Un colega y amigo colombiano, Rafael Hernández, me invitó a recorrer la costa Atlántica de su país para rescatar joyas perdidas. Empezamos el viaje en un pueblo llamado algo así como Capurganá. Recorrimos la Costa Caribe hasta llegar al norte de La Guajira. El primer día que llegué a Bogotá Rafael me llevó al sitio que sería la entrada a la aventura: la plaza de mercado de Paloquemao, si mal no recuerdo el nombre.
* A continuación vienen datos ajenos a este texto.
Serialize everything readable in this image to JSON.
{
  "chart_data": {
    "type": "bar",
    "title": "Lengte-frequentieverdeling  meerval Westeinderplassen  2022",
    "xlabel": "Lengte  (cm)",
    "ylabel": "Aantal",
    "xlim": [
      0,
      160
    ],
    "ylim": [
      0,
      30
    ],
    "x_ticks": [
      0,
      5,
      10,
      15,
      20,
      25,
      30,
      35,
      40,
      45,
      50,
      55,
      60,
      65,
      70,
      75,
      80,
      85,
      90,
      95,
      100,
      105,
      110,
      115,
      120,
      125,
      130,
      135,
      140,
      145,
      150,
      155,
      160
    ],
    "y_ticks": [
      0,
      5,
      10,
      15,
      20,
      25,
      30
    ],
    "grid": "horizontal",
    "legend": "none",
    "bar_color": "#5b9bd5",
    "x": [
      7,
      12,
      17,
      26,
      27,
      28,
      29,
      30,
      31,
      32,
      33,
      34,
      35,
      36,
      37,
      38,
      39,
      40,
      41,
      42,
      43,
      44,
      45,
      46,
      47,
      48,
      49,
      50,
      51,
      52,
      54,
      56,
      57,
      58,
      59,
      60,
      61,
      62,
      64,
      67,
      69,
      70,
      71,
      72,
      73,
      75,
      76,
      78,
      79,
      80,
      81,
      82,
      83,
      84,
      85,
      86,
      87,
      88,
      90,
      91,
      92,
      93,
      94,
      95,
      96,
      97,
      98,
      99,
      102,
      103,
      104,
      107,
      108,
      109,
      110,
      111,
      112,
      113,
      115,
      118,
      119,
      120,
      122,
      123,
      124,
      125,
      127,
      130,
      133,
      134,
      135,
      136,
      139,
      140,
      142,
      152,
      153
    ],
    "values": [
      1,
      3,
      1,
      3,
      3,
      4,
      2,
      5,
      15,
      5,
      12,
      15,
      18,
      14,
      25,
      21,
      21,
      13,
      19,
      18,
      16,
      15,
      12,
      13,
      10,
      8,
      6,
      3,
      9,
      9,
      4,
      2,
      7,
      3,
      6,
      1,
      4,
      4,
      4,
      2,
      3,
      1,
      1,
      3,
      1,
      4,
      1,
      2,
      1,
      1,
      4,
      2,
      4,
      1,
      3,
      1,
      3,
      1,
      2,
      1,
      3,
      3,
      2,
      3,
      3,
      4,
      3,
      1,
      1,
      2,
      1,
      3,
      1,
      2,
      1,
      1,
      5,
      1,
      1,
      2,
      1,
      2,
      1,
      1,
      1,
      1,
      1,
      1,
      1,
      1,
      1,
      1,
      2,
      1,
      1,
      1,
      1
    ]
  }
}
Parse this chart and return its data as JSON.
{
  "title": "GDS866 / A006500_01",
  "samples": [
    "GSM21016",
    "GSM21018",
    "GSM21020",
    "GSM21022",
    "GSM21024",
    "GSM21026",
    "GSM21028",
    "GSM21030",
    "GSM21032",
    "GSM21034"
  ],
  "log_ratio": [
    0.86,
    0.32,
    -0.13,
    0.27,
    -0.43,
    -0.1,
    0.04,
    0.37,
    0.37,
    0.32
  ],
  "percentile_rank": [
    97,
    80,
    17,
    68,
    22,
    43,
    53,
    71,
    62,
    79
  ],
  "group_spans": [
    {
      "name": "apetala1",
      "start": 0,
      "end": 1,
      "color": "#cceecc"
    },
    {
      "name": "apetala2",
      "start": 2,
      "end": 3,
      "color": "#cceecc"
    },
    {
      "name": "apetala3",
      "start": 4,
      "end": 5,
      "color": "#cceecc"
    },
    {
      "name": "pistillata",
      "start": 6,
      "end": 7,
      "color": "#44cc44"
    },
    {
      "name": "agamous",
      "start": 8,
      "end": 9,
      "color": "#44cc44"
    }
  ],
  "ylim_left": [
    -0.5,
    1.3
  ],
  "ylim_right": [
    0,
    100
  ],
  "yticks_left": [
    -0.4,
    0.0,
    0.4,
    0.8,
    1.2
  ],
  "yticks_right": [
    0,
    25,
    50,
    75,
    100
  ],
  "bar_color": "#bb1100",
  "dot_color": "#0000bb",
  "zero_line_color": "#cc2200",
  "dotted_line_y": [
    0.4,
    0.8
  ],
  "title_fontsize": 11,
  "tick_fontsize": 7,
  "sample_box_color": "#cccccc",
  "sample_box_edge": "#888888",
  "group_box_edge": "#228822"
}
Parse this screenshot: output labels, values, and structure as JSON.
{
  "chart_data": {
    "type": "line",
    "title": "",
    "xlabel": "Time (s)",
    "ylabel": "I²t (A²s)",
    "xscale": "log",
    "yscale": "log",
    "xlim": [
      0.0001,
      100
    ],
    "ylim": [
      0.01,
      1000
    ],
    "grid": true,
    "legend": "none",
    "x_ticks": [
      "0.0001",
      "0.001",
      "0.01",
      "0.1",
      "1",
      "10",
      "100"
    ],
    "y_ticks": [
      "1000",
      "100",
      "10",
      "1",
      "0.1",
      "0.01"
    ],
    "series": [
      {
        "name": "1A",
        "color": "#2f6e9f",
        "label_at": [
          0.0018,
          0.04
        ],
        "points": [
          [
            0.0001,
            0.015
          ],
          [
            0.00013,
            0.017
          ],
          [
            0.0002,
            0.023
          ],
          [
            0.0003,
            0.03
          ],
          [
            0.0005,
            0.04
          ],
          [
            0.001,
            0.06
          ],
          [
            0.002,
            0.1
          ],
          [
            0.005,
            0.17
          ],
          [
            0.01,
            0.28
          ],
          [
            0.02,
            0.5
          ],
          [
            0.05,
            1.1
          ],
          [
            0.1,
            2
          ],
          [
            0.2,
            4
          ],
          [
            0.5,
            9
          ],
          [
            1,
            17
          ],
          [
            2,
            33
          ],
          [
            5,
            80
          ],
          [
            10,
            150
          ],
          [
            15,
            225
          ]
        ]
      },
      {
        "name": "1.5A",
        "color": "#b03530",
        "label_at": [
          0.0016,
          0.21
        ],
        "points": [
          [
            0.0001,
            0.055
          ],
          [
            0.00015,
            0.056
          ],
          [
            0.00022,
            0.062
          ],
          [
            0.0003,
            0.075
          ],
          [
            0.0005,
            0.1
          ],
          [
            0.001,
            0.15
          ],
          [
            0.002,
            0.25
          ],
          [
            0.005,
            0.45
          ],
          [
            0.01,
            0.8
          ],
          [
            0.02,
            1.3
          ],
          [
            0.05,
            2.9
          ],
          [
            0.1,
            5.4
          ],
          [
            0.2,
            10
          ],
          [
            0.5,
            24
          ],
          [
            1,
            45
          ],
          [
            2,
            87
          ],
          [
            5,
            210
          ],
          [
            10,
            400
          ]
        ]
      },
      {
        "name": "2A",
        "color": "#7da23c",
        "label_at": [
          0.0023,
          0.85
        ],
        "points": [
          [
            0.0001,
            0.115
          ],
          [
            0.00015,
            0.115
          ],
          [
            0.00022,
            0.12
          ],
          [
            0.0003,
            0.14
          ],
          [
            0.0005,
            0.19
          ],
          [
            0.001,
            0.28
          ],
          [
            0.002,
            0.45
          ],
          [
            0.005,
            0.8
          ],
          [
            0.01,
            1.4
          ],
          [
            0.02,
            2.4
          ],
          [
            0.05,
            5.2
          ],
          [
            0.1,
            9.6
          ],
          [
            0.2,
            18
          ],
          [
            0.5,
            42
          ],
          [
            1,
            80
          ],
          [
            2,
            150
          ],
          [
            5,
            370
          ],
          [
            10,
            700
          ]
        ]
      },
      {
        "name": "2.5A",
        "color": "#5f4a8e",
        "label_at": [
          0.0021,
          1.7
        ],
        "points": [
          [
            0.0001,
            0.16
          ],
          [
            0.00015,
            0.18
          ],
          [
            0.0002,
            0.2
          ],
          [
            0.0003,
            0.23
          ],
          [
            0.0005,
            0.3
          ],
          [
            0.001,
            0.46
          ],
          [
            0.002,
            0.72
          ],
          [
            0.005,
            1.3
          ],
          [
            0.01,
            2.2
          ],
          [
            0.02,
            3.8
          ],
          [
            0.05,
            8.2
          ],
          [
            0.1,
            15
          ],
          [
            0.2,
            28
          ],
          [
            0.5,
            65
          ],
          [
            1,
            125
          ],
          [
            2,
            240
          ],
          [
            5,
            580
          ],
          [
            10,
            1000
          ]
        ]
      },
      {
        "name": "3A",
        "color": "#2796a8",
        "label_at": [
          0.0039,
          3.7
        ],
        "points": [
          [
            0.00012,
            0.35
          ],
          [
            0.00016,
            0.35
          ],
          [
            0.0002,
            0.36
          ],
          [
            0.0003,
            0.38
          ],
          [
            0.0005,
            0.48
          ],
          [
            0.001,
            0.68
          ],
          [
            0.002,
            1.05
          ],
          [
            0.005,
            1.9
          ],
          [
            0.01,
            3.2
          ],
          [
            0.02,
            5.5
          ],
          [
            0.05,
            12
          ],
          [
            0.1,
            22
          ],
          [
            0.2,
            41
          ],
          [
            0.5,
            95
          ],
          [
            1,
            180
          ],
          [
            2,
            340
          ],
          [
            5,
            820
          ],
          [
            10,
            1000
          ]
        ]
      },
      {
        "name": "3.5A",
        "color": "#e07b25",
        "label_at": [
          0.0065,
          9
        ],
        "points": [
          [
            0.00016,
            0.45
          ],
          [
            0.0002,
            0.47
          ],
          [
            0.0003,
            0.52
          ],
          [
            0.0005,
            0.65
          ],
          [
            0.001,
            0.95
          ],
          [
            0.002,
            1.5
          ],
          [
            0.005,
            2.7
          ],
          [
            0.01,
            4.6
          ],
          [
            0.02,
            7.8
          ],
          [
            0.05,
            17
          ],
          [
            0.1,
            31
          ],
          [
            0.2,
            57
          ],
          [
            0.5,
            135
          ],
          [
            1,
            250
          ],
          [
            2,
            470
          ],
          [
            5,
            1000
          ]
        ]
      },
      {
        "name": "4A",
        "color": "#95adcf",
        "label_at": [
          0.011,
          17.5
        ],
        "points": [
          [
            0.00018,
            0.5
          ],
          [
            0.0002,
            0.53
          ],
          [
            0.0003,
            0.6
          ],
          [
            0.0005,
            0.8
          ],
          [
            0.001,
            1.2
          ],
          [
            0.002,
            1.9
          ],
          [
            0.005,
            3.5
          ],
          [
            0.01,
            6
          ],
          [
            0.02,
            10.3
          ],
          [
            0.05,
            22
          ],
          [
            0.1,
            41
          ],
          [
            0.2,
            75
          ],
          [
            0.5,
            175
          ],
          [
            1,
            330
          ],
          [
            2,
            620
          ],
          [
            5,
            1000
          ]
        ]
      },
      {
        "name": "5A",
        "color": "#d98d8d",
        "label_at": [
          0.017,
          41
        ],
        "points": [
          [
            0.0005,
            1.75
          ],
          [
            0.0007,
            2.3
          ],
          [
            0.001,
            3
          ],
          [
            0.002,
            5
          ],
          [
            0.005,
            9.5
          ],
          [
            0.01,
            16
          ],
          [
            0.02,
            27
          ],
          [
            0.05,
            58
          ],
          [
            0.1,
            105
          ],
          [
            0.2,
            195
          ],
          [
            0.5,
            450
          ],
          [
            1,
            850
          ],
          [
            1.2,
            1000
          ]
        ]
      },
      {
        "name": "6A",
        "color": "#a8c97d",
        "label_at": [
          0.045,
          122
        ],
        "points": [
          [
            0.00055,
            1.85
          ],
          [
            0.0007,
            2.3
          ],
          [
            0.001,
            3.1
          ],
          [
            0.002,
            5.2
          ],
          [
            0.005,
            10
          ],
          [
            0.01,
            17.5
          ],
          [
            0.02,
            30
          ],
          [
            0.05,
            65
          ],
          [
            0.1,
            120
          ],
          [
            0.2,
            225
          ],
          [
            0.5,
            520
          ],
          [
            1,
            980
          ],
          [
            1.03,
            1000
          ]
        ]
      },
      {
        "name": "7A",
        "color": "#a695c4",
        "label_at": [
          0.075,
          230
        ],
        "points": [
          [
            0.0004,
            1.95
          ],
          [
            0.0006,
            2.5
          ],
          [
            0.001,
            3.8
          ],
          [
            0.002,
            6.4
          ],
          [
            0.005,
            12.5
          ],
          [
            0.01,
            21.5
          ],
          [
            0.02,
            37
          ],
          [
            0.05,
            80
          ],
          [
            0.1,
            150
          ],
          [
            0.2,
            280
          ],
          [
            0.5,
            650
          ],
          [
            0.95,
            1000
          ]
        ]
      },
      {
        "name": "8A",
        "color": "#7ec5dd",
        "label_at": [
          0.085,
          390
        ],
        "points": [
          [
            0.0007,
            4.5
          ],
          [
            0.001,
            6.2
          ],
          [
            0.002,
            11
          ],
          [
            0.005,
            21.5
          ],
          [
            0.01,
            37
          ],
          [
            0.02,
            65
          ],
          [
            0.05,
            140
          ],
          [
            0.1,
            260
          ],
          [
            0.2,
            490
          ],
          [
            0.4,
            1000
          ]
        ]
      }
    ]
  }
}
Jamás en mi vida había visto tal variedad de frutas y verduras. Rafael me había enviado fotos de unos buses conocidos como chivas en la costa, me dijo que serían nuestro medio de transporte. Me hizo reír la cantidad de corotos y colores que llevaban, el mismo festival de colores que veía en Paloquemao. Luego me invitó a probar la guanábana, una fruta verde gigante que parecía un erizo y de textura blanca en su interior. Cuando la probé sentí que estaba lamiendo el sexo de una mujer. De no ser por el sabor no hubiera sabido reconocer la diferencia. "No lo mastiques" me dijo Rafael cuando me comí un pedazo de aguacate, "se va a derretir en tu paladar". Así fue.